RN7-034|公共・倫理 対策問題
古義学を唱えた伊藤仁斎の学問の説明として最も適切なものはどれか。
解答・解説を見る
正解: 2
正解
後世の注釈を排して『論語』『孟子』を直接読み、孔子本来の教えの意味(古義)を明らかにしようとした
この問題のポイント
古義学の方法(後世の注釈を排し原典の古義に帰る)を、朱子学・古文辞学・国学と区別して問う問題。
解説
伊藤仁斎(1627〜1705年)は京都堀川の町人出身の儒学者で、私塾古義堂を開いた。
仁斎は、朱子学が理気の形而上学によって孔子の教えを解釈することに疑問を抱き、朱子らの後世の注釈をいったん脇に置いて、『論語』『孟子』そのものを熟読し、そこに記された言葉の本来の意味=古義を直接つかもうとした。この学問を古義学という。
仁斎は『論語』を「最上至極宇宙第一の書」と呼んで尊び、その教えの核心を、日常の人間関係の中で人を愛する仁愛に見いだした。主著に**『童子問』**『語孟字義』がある。
聖人の道を遠い形而上の理にではなく、卑近な日常の人倫の中に求めたところに、古義学の人間味豊かな特徴がある。
ひっかけポイント
同じ古学系でも、古義学(仁斎・論語孟子の古義)と古文辞学(徂徠・六経と制度)の方法の違いが頻出。『古事記』研究は本居宣長で国学の営みである。
選択肢の確認
①「『古事記』の実証的研究を通じて、日本古来の道を明らかにしようとした」
❌ 誤り。
誤答理由: 『古事記』の実証的研究で日本古来の道を求めたのは本居宣長(国学)であり、儒学者仁斎の学問ではない。
②「後世の注釈を排して『論語』『孟子』を直接読み、孔子本来の教えの意味(古義)を明らかにしようとした」
✅ 正しい。
正解。伊藤仁斎は後世の注釈を排して『論語』『孟子』を直接読み、孔子本来の古義を明らかにする古義学を唱えた。
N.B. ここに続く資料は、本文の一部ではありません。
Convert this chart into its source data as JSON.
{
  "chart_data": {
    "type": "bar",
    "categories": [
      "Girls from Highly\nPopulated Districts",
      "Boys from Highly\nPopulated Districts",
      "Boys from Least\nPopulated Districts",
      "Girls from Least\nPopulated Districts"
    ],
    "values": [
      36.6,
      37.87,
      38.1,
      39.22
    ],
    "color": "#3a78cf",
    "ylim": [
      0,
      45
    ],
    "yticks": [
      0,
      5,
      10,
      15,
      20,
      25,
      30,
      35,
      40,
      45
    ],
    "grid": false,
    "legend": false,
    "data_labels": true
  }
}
③「朱子の注釈こそ孔子の真意を伝えるものとして、朱子学の体系化に努めた」
❌ 誤り。
誤答理由: 仁斎は朱子の注釈による解釈をこそ疑い、原典に直接向き合った。朱子学の体系化はむしろ批判の対象である。
④「中国古代の文章の言葉づかい(古文辞)の研究を通じて、六経の制度文物を明らかにしようとした」
❌ 誤り。
誤答理由: 古文辞の研究から六経の制度文物に向かったのは荻生徂徠の古文辞学であり、論語・孟子の古義を求めた仁斎と方法が異なる。
覚えるポイント
- 伊藤仁斎=古義学・古義堂・『童子問』
- 『論語』は最上至極宇宙第一の書
- 教えの核心を日常の仁愛に見いだした
共通テスト攻略
- 知識を関係で再現:用語を単独で思い出すだけでなく、「いつ・誰が・何のために・何を行い・何が変わったか」を一続きにして選択肢と照合する。
- 消去の軸を固定:各選択肢を「時期・主体・目的・内容・結果」に分け、一か所でも歴史的対応がずれるものを消す。語句が一部合うだけで選ばない。